I’ve been using skiff. com for sometime, as they claim to be a fully privacy preserving app suite like GApps or proton. One thing I like is they provide 10GB storage even for free accounts, where proton eventhough much bigger provides only 500MB.
But that got me wondering… Are they trustworthy as proton? Is there a chanve they end up being a honeypot? Does data actually gets encrypted before sending to the servers in a trustworthy way?
- I don’t like that you have to use play store to install their apps. ‘Oh, but I use Aurora store’ you say. Doesn’t matter, the email app (the only one I checked) uses the play billing api and firebase installations so on first run it phones home to the mothership. - Someone pointed that out on the other site, and the owner jumped in and said ‘those are disabled’. Then someone else posted firewall logs. - Edit: I realized that what I wrote in now way answers you question, mea culpa. Tutanota wrote a comparison Here that does though. It seems relatively unbiased, judge for yourself. - Fwiw I use both Tutanota and Proton. They also have the advantage of being outside of Five Eyes countries. - Edit: word - uses the play billing api and firebase installations so on first run it phones home to the mothership - Ooh yikes 
- Aurora store doesn’t even work anymore… Btw you can pay using the web interface too? Do we need play billing API? - I just used Aurora store to download Skiff Mail before I posted this. Definitely worked a few hours ago. - Aurora works but the rate limiting on the anonymous accounts is getting tough. I need to switch accounts multiple times before I can even get one search in - I guess I got lucky, I hadn’t used it in a long time and it worked right away after I unblocked the googly from my firewall. - I just wanted to check Skiff again to see if anything had changed. It was good though, Aurora said I had a few updates, and I thought ’ cool, I can delete those things’. I use Kiss launcher, which I love, but not having everything in front of you I sometimes forget less used apps. 
 
 
 
- Both Tutanota and photon mail are proprietary - Edit: Apparently Tutanota us working on becoming librejs compliant 
 
- I’ve never heard of Skiff. Beyond studying the protocols and system design, here’s a couple of things off the top of my head to help: - Follow the money. Are they charging enough to not be tempted to sell data about their users?

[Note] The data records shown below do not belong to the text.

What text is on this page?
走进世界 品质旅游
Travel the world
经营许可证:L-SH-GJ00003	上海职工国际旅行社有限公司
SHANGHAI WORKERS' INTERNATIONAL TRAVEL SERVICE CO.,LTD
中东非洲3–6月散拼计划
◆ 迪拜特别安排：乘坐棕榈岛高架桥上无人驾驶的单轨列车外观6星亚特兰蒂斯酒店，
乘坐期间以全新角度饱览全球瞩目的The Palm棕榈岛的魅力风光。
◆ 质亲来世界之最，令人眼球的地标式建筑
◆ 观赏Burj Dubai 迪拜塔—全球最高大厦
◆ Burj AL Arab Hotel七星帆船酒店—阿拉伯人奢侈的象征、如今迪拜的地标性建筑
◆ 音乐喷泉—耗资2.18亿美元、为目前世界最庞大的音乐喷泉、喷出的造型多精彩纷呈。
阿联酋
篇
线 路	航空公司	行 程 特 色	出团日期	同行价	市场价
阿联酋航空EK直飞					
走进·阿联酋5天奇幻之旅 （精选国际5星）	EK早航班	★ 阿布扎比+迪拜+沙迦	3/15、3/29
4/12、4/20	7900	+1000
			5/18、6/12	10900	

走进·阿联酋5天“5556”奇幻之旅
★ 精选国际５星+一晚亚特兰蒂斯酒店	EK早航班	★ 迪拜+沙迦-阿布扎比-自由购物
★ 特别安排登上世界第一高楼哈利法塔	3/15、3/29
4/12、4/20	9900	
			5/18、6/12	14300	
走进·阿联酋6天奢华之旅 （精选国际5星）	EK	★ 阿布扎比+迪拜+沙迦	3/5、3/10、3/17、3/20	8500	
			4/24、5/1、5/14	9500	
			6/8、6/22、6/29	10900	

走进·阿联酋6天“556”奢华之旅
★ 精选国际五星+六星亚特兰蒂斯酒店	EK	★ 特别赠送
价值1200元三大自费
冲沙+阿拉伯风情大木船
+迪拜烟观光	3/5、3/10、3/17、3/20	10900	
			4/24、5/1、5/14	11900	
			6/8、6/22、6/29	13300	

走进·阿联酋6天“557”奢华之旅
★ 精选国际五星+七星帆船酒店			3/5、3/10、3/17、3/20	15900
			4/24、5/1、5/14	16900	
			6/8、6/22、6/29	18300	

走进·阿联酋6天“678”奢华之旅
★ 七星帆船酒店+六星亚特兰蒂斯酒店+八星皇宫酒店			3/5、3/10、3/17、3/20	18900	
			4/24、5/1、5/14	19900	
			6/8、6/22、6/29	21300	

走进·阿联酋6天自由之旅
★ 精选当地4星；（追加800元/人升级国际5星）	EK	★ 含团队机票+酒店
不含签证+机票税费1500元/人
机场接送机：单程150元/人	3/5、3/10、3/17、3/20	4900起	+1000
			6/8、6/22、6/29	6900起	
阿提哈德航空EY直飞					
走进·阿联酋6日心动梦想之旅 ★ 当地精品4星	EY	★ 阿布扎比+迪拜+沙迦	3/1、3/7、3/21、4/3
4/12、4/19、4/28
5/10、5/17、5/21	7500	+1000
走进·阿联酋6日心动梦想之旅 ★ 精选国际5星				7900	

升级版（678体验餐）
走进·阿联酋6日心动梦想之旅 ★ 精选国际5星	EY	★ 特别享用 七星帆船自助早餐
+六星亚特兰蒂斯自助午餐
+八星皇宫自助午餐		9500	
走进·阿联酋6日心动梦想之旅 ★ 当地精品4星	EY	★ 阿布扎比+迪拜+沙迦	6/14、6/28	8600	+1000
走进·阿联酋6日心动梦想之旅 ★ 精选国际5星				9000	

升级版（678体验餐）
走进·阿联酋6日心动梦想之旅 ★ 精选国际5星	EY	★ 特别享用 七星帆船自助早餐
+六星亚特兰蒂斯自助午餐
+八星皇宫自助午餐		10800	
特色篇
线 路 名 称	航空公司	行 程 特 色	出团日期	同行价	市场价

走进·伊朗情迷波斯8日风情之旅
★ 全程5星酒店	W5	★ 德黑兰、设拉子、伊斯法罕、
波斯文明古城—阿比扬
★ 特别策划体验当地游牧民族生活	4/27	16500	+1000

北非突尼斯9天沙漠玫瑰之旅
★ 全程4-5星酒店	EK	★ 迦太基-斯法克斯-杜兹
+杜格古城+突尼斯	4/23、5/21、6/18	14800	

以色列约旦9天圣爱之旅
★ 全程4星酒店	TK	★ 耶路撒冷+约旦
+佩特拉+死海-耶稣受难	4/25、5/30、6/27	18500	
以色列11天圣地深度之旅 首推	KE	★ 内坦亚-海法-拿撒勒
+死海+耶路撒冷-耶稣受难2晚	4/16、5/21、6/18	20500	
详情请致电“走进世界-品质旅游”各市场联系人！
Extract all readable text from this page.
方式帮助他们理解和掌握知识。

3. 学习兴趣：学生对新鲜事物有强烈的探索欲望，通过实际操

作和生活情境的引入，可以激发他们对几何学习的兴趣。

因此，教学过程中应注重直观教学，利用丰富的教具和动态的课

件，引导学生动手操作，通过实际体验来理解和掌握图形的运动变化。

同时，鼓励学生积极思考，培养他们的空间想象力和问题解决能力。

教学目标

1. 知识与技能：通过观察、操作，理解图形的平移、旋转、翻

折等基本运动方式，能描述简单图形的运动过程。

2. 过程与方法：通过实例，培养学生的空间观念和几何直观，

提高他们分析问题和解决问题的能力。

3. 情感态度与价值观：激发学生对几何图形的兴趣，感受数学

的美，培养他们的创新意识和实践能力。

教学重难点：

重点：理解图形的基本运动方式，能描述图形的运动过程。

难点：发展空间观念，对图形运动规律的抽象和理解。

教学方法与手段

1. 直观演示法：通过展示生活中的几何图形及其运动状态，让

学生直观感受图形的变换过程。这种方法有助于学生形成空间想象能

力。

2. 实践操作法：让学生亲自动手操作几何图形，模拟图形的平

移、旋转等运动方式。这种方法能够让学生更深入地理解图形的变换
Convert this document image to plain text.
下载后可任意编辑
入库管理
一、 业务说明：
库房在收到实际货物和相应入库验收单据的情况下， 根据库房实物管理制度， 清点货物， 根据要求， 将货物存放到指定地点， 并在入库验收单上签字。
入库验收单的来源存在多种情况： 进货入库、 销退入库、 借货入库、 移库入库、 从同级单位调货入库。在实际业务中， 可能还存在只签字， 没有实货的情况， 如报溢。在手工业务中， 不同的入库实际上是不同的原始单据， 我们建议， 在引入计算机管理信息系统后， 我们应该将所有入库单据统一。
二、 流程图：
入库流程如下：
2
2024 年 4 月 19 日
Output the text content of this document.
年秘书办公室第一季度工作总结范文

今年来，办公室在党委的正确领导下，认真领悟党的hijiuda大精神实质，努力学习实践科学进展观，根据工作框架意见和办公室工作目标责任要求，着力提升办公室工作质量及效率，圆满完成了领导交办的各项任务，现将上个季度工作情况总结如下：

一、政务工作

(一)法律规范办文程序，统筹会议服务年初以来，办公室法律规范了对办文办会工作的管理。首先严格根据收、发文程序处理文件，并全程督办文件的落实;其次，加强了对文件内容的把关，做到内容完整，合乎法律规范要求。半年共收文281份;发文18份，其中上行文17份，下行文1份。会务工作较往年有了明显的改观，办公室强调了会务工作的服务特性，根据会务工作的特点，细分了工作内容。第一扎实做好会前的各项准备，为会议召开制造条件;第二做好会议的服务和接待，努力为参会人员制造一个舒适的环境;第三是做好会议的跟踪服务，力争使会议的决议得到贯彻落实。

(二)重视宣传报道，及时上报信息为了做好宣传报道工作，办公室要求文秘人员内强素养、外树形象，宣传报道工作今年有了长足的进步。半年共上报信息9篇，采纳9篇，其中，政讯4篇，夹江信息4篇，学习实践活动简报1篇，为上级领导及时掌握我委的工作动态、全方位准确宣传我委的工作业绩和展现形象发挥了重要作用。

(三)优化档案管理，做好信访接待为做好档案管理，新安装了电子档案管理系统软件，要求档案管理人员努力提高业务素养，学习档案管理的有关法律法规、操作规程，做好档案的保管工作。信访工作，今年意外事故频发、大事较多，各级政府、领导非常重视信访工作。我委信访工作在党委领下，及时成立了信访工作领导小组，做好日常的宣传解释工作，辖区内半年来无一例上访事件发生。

- Who is in charge? Have leadership demonstrated respect towards their user’s privacy in the past? See their About Us page
- Read their privacy policy
- Keep up-to-date. Lots of services start out with good intentions, but over time they get acquired, acqui-hired, big investments… and policies change.
 
- deleted by creator - I hope they at least are doing the E2EE thing… Last thing I want is to know that they could in fact read the decrypted data… - Are they open source? - Skiff is pretty good, I switched from proton over as they had a good one year promo and I found it fits better on what I need. The drive and page setup is pretty good too and so is the calendar. Overall I like skiff and they update and add a lot almost weekly. Big fan so far - Their open soruce only has skiff mail, what about the otther products? - Skiff licensed all of it’s apps it at CC-BY-NC-4, why not change it for GPL 3.0 to make it a real free and open source software that respects user’s freedom and mandates the fork to be free and open source. There’s a difference between free software, open source and source available! - I presume the reason they didn’t use GPL3 is because they wanted the attribution and non-commercial clauses offered by CC-BY-NC. - Not suggesting that they should not prefer to drop those clauses in favour of a copyleft free software licence. but you asked “why not” and losing those clauses is clearly an obvious candidate for why they might not want to. - A software using CC-BY-NC-4 is not a good option, as it was made for media. If skiff markets itself as open source, it should respect the guidelines of opensource( it’s open source(https://opensource.org/osd/), you can read the 6th rule. It says the software should not be limited for commercial use.) - I agree, I’m just answering the why question. Free software licenses don’t have non-commercial clauses and they want an NC clause.